S’inspirant d’une fresque du grand dortoir de l'abbaye relatant l’épisode biblique de Tobie, les œuvres (photographie, sérigraphie, sculpture, dessin) associent l’optique et le psychique en mobilisant l’acuité du regard.
« Si tu poses sur des charbons une petite partie du cœur, la fumée qui s’en exhale chasse toute espèce de démons, soit d’un homme, soit d’une femme, en sorte qu’ils ne peuvent plus s’en approcher. Et le fiel sert à oindre les yeux couverts d’une taie, et il les guérit » (Ancien Testament, Livre de Tobie). Ainsi, suivant les indications de l’Ange Raphaël, Tobie, à l’aide des viscères d’un poisson, soigna son père de la cécité qui l’affligeait et délivra de ses mortels démons Sara qu’il épousa.

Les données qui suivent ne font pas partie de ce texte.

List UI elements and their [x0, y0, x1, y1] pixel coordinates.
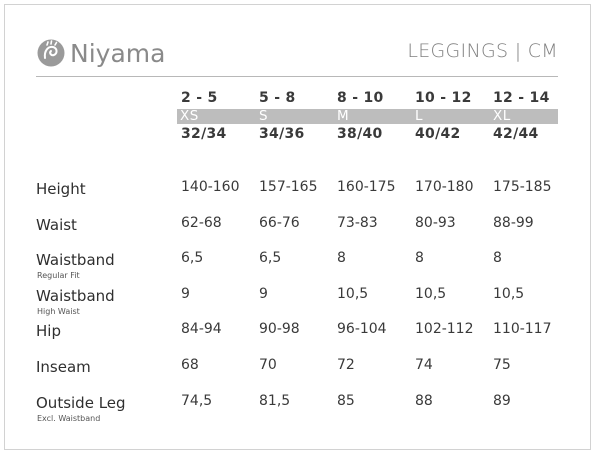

Comme l’une des quatre fresques murales du grand dortoir de l’abbaye de Trizay évoque l’épopée initiatique du jeune Tobie, soigneur des yeux et de l’esprit, les œuvres choisies dans la collection du Fonds Régional d’Art Contemporain Poitou-Charentes lient l’optique et le psychique.
Dans le dortoir, royaume des paupières closes et des divagations oniriques, le prieur commendataire avait pris soin d’offrir aussi, sous la forme de peintures a fresco, des images à ses yeux ouverts. Des images contemporaines leur sont adjointes.
Dans le petit dortoir, sous les regards pénétrants des enfants télépathes de la série de dessins Le village des damnés d’Erwan Venn, Weronika AP, sculpture d’Anna Baumgart, représentation lacunaire d’une femme blessée, visage masqué d’un linge, semble s’exposer à un rayonnement vigoureux.
Sous la forme d’un tableau aussi ambigu qu’efficace, Francis Baudevin, dans un élan justicier et pour une hygiène du regard, s’applique à réintroduire dans le champ de l’art, le graphisme d’emballages de médicaments inspirés de la peinture abstraite géométrique.
Dans le grand dortoir, les impeccables flous photographiques de John Hilliard, de Patrick Tosani et de Bernhard Johannes Blume mènent graduellement du trouble de la vision au trouble de la raison. Une œuvre de Jean-Pierre Raynaud, de sa série Psycho Objets, matérialise l’univers mental de l’artiste en initiant sa démarche de retrait du monde semblable à une vie monastique.
Plus loin, les yeux sans regard des Messdiener, sculptures de Martin Honert, évoqueraient aussi bien, sous leurs atours religieux, l’introspection –regard en soi– que la foi aveugle. Enfin, et comme en contre-point, la séduction ultime du monochrome rouge de Liz Deschenes et les Voyeurs d’Ernest T. posent le regard comme une pulsion qui demande à être satisfaite.
Alexandre Bohn, directeur du FRAC Poitou-Charentes, mars 2015.